Sing Your Song (105 min) USA |
[watch trailer] [buy tickets] |
Saturday, 10/20, 7:00pm (Session VII)
Director: Susan Rostock
Producer: Michael Cohl
Description:
Sing Your Song is an up-close look at a great American, Harry Belafonte. A patriot to the last and a champion for worldwide human rights, Belafonte is one of the truly heroic cultural and political figures of the past sixty years. Told from Harry’s point of view, the film charts his life from a boy born in New York and raised in Jamaica, who returns to Harlem in his early teens where he discovers the American Negro Theater and the magic of performing.
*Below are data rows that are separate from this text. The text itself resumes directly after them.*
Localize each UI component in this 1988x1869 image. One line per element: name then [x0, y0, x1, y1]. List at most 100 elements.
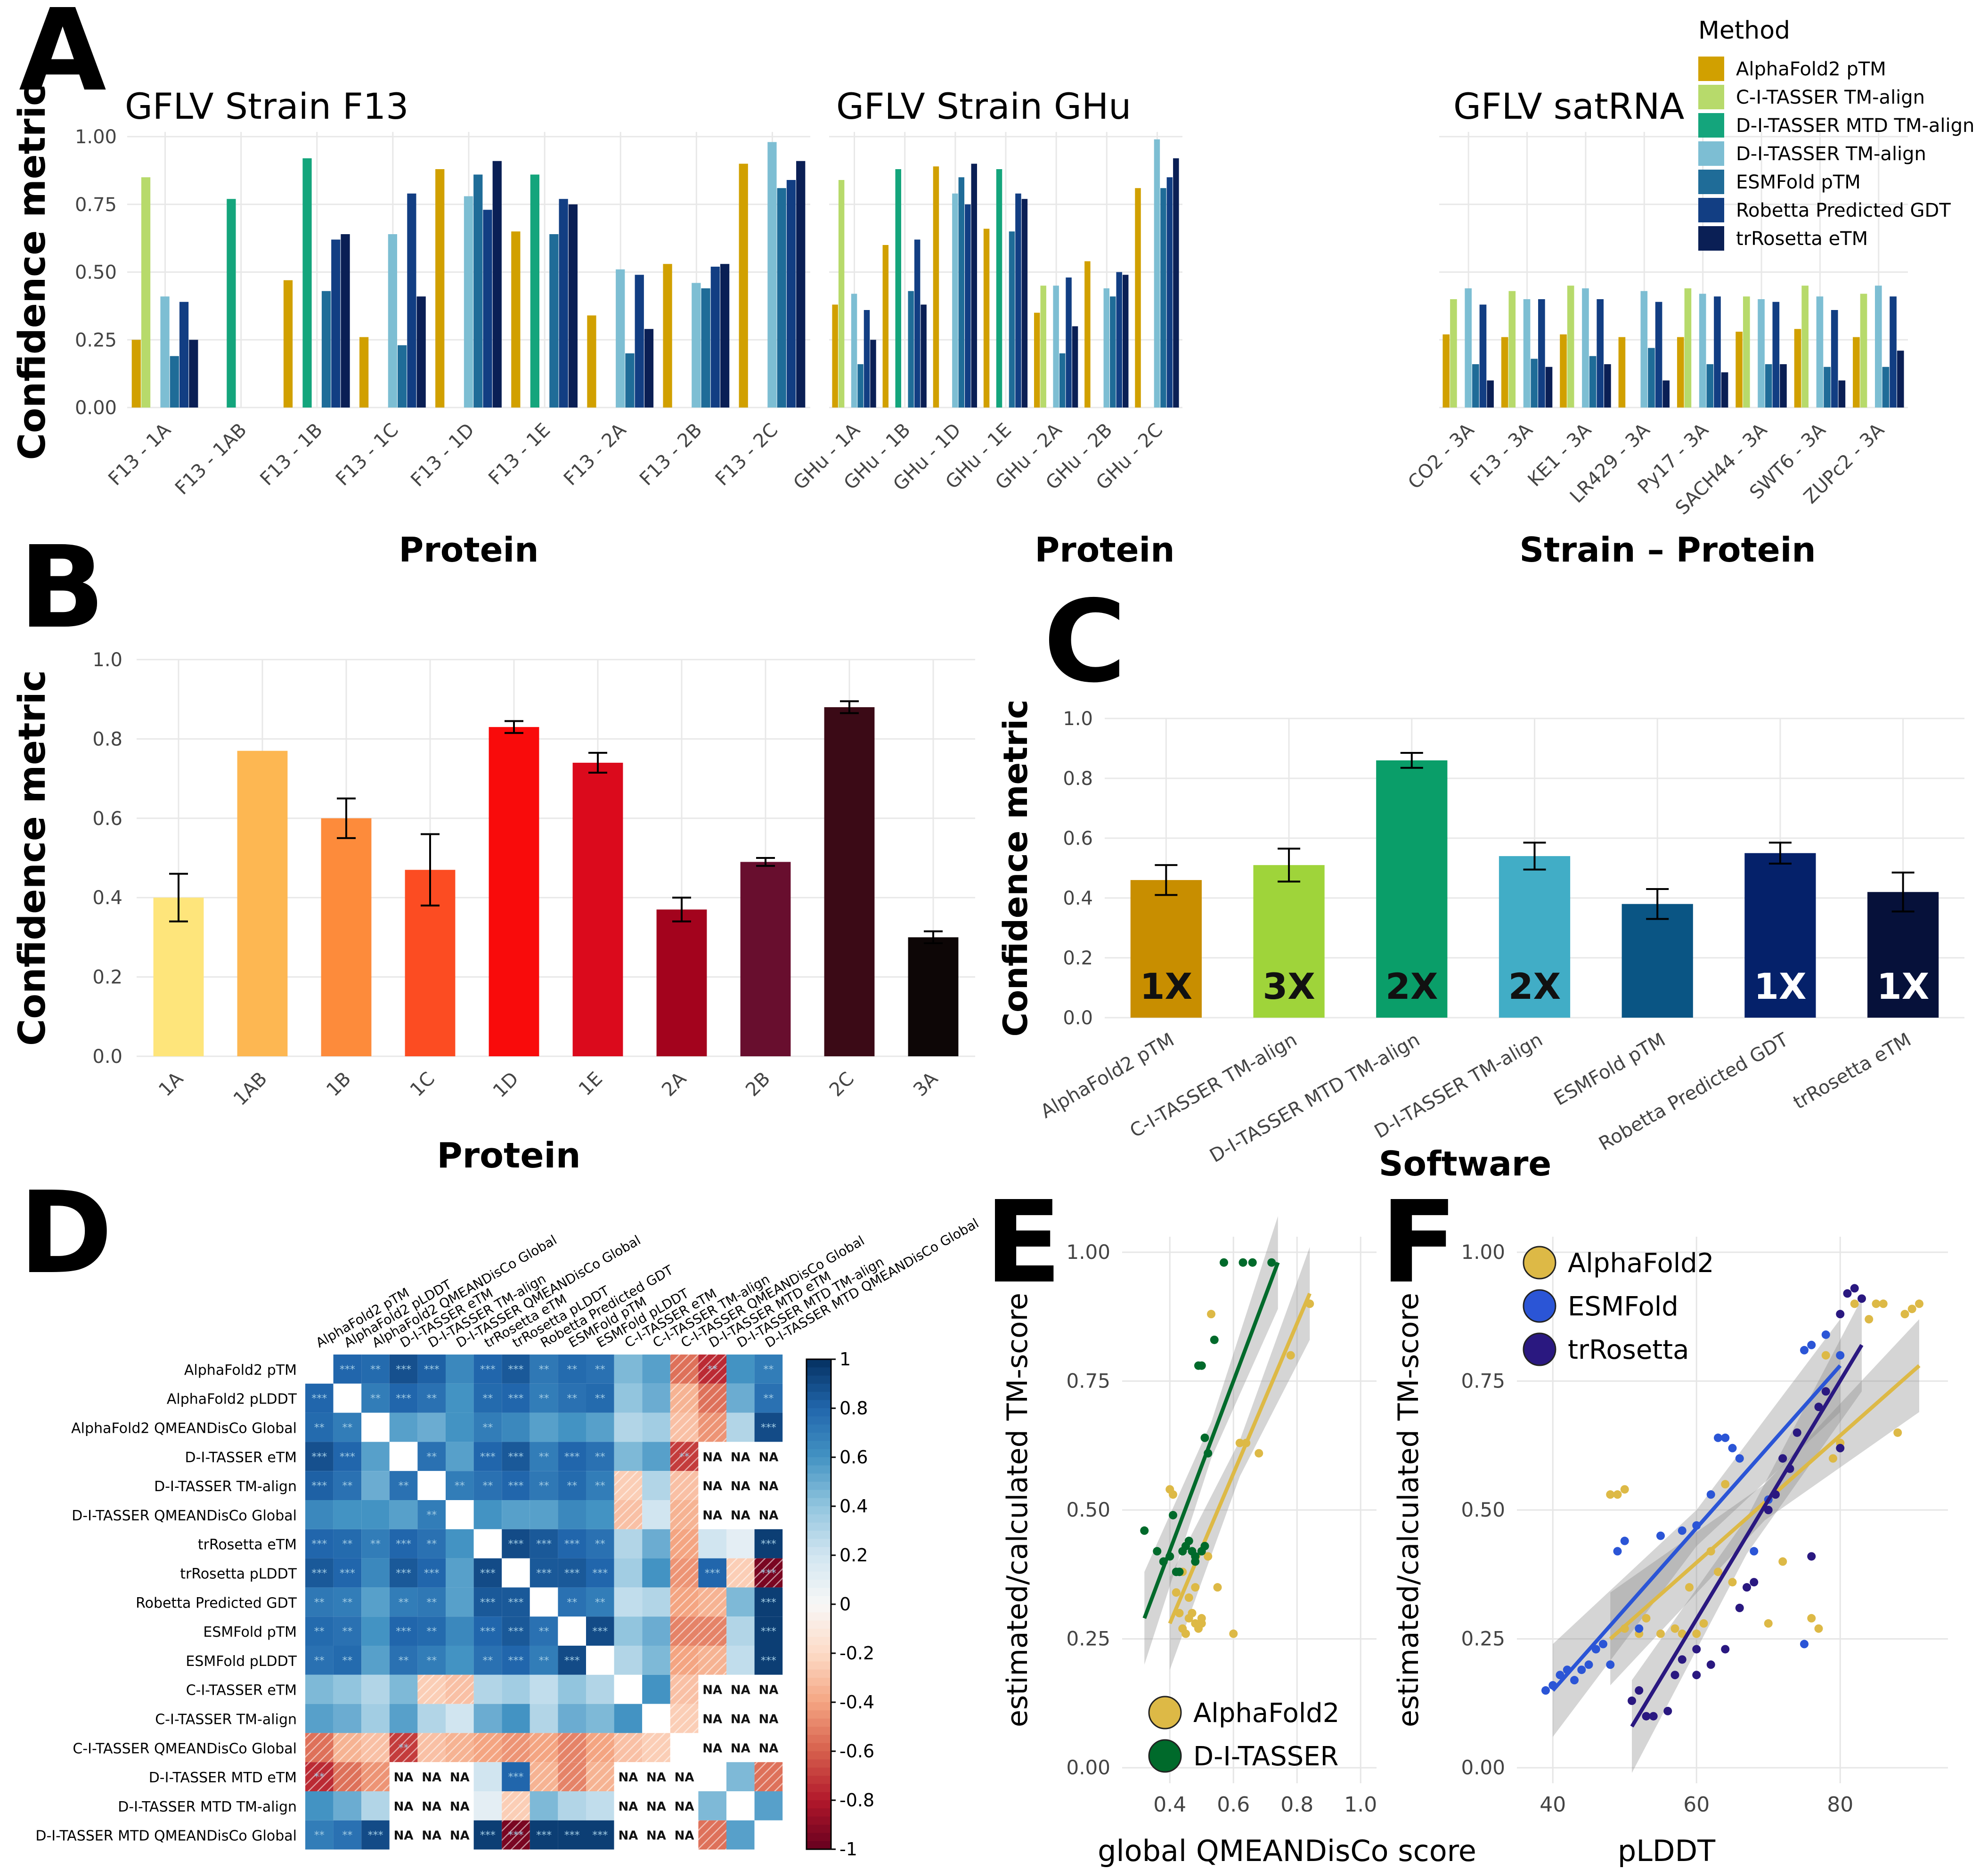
heatmap-na-cell: [754, 1500, 783, 1529]
heatmap-hatch: [698, 1616, 726, 1646]
bar: [160, 296, 170, 408]
scatter-point: [1169, 1510, 1177, 1519]
significance-mark: ***: [564, 1830, 580, 1842]
significance-mark: **: [595, 1539, 605, 1551]
heatmap-cell: [417, 1383, 446, 1413]
scatter-point: [1255, 1449, 1263, 1458]
bar: [796, 161, 806, 408]
scatter-point: [1635, 1624, 1644, 1633]
bar: [492, 161, 502, 408]
colorbar-tick-label: -0.6: [839, 1741, 874, 1762]
heatmap-hatch: [670, 1529, 699, 1559]
bar: [965, 204, 971, 408]
significance-mark: **: [314, 1597, 325, 1608]
colorbar-tick-label: 0: [839, 1594, 851, 1615]
bar: [1721, 372, 1728, 408]
colorbar-step: [807, 1678, 831, 1687]
significance-mark: **: [399, 1655, 409, 1667]
legend-swatch: [1698, 226, 1724, 251]
bar: [153, 898, 204, 1056]
heatmap-cell: [446, 1442, 474, 1471]
y-tick-label: 0.25: [1066, 1627, 1110, 1650]
heatmap-cell: [417, 1616, 446, 1646]
heatmap-hatch: [670, 1587, 699, 1617]
heatmap-cell: [417, 1500, 446, 1529]
heatmap-hatch: [698, 1820, 726, 1850]
significance-mark: ***: [508, 1655, 524, 1667]
heatmap-hatch: [698, 1646, 726, 1675]
bar: [1253, 865, 1325, 1018]
significance-mark: ***: [536, 1539, 552, 1551]
panel-f-letter: F: [1380, 1176, 1458, 1308]
colorbar-step: [807, 1408, 831, 1417]
heatmap-na-cell: [670, 1762, 699, 1791]
heatmap-cell: [642, 1646, 670, 1675]
significance-mark: ***: [311, 1480, 327, 1492]
bar: [1744, 853, 1816, 1018]
colorbar-step: [807, 1637, 831, 1646]
colorbar-step: [807, 1571, 831, 1580]
scatter-point: [1191, 1557, 1200, 1566]
scatter-point: [1197, 1614, 1206, 1623]
heatmap-cell: [530, 1616, 558, 1646]
scatter-point: [1191, 1583, 1200, 1592]
y-tick-label: 0.25: [75, 329, 117, 351]
heatmap-cell: [642, 1500, 670, 1529]
heatmap-na-cell: [389, 1762, 418, 1791]
heatmap-cell: [473, 1442, 502, 1471]
na-label: NA: [394, 1829, 414, 1843]
scatter-point: [1670, 1624, 1679, 1633]
bar: [740, 862, 791, 1056]
colorbar-step: [807, 1629, 831, 1638]
heatmap-cell: [333, 1412, 362, 1442]
scatter-point: [1184, 1593, 1193, 1602]
heatmap-hatch: [698, 1355, 726, 1384]
bar: [1567, 286, 1574, 408]
legend-marker: [1523, 1289, 1556, 1323]
bar: [511, 231, 521, 408]
scatter-point: [1714, 1567, 1722, 1576]
y-tick-label: 0.4: [1063, 888, 1093, 909]
heatmap-na-cell: [614, 1762, 643, 1791]
bar: [572, 762, 623, 1056]
significance-mark: **: [426, 1655, 437, 1667]
facet-title: GFLV Strain F13: [125, 85, 408, 127]
heatmap-na-cell: [614, 1820, 643, 1850]
scatter-point: [1656, 1629, 1665, 1638]
heatmap-cell: [502, 1587, 530, 1617]
na-label: NA: [758, 1509, 778, 1523]
significance-mark: **: [342, 1422, 352, 1434]
heatmap-cell: [642, 1383, 670, 1413]
row-label: AlphaFold2 pTM: [184, 1362, 297, 1379]
scatter-point: [1764, 1506, 1773, 1514]
significance-mark: ***: [480, 1830, 496, 1842]
heatmap-cell: [417, 1412, 446, 1442]
bar: [1166, 177, 1173, 408]
bar: [587, 315, 596, 408]
heatmap-cell: [446, 1355, 474, 1384]
bar: [1487, 380, 1494, 408]
bar: [857, 364, 864, 408]
heatmap-cell: [530, 1791, 558, 1820]
heatmap-cell: [614, 1616, 643, 1646]
heatmap-cell: [642, 1616, 670, 1646]
scatter-point: [1750, 1578, 1759, 1587]
colorbar-step: [807, 1433, 831, 1442]
colorbar-step: [807, 1776, 831, 1785]
heatmap-cell: [726, 1587, 755, 1617]
bar: [895, 169, 901, 408]
bar: [1523, 299, 1531, 408]
scatter-point: [1175, 1567, 1184, 1576]
heatmap-cell: [502, 1412, 530, 1442]
significance-mark: ***: [564, 1539, 580, 1551]
scatter-point: [1220, 1258, 1228, 1267]
heatmap-cell: [333, 1587, 362, 1617]
bar: [616, 269, 625, 408]
legend-label: C-I-TASSER TM-align: [1736, 87, 1925, 108]
heatmap-hatch: [333, 1733, 362, 1763]
heatmap-na-cell: [754, 1674, 783, 1704]
bar-label: 1X: [1877, 965, 1929, 1007]
scatter-point: [1692, 1671, 1701, 1680]
colorbar-step: [807, 1547, 831, 1556]
significance-mark: **: [370, 1364, 381, 1376]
From there the film follows Belafonte’s rise from the jazz and folk clubs of Greenwich Village and Harlem to his emergence as a star. However, even as a superstar, the life of a black man in 1960s America was far from easy, and Belafonte was confronted with the same Jim Crow laws and prejudices that every other black man, woman and child in America was facing. Among other things, the film presents a brief look at the Civil Rights Movement through the eyes of an insider, someone who, despite his high profile, was not afraid to spend time in the trenches. From Harlem to Mississippi to Africa and South Central Los Angeles, Sing Your Song takes us on a journey through Harry Belafonte’s life, work and most of all, his conscience, as it inspires us all to action.
Biography:
Susanne Rostock’s filmmaking is a stunning thirty-even years of some of the most compelling documentaries from each decade. While a graduate student in film at NYU, as a reward she was given a print of Battle of Algiers by Pontecorvo to study over the weekend. It was in pouring over this poignant telling of rebellion that Susanne Rostock’s passion to create films that put a human face to struggle was born. Upon receiving her MFA, she was awarded a grant from the Eli Lilly Endowment to make a film about an experimental halfway house for women convicts to spend the last six months of their sentence on the outside. Release, a critical success, became widely used in the campaign to restructure the criminal justice system for women. A second grant from the Eli Lilly Endowment allowed Susanne to explore an innovative model of multicultural education for American public schools. It’s All Us, with a strong grassroots campaign, became a much-acclaimed centerpiece for discussion about elementary school education. Her twenty years of multi award-winning collaboration as editor with director Michael Apted has produced such soulful and provocative films as The Long Way Home, two years in the life of Boris Grebenshikov, the first Russian musician to receive an American record contract.